Six evaluation metrics are reported: macro‑averaged accuracy, precision, recall, F1‑score, AUROC, and AUPRC, computed with scikit‑learn. The balanced test results (Table 1) show that few‑shot prompting consistently improves performance across all models. Grok‑3‑Beta achieves the highest few‑shot accuracy (0.9405), precision (0.9492), F1 (0.9399), AUROC (0.9405) and AUPRC (0.9573), though its recall drops slightly from 0.9735 (zero‑shot) to 0.9307 (few‑shot). Claude‑3.7‑sonnet records the best recall (0.9526) in the few‑shot setting but lags in precision (0.9027). GPT‑4o shows steady gains but remains behind the other two models. Confusion matrices (Figure 2) confirm that few‑shot prompting reduces false negatives dramatically, especially for Grok‑3‑Beta (from 950 to 248).

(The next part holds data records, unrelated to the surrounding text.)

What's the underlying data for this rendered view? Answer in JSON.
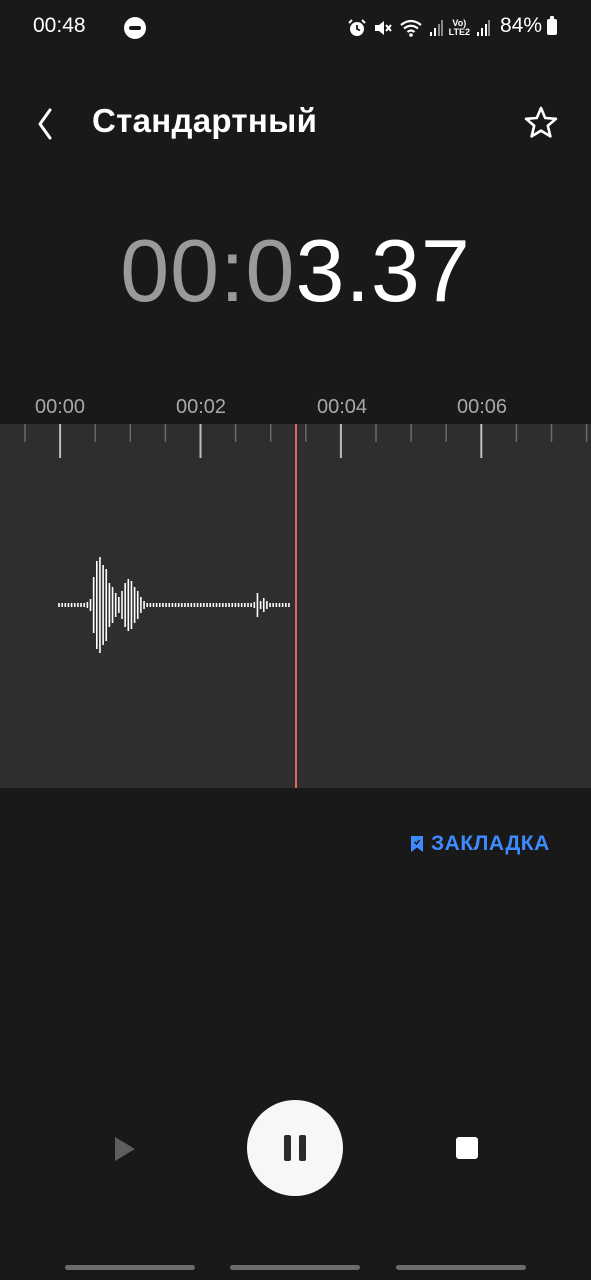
{
  "status_bar": {
    "time": "00:48",
    "battery": "84%",
    "network_label_top": "Vo)",
    "network_label_bottom": "LTE2",
    "icons": [
      "do-not-disturb-icon",
      "alarm-icon",
      "mute-icon",
      "wifi-icon",
      "signal-icon",
      "battery-icon"
    ]
  },
  "header": {
    "title": "Стандартный"
  },
  "timer": {
    "dim_part": "00:0",
    "bright_part": "3.37"
  },
  "timeline": {
    "labels": [
      "00:00",
      "00:02",
      "00:04",
      "00:06"
    ]
  },
  "bookmark": {
    "label": "ЗАКЛАДКА"
  },
  "colors": {
    "background": "#191919",
    "wave_area": "#2e2e2e",
    "playhead": "#e0645f",
    "accent": "#3e8bff"
  }
}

ROC and precision‑recall curves (Figures 3‑5) further illustrate that few‑shot prompting lifts the entire curve, indicating better discrimination across thresholds. The imbalanced experiments (not fully detailed in the excerpt) reveal that few‑shot prompting mitigates the drop in recall that typically occurs with rare‑class scenarios, and that increasing the number of exemplars (1, 3, 9) yields incremental improvements.
The authors contribute (1) a unified benchmark for zero‑ and few‑shot LLM‑based phishing URL detection, (2) a balanced public dataset with standardized prompts, and (3) an open‑source codebase for reproducibility. Limitations include reliance on English prompts, lack of latency or cost analysis for real‑time deployment, and the use of randomly selected exemplars without studying exemplar quality or selection strategies. Future work should explore multilingual prompting, optimal exemplar selection, on‑premise LLM deployment to control inference costs, and integration with streaming detection pipelines. Overall, the study demonstrates that few‑shot prompting can substantially enhance LLM performance for phishing URL detection, offering a viable, low‑label‑requirement alternative to traditional supervised models.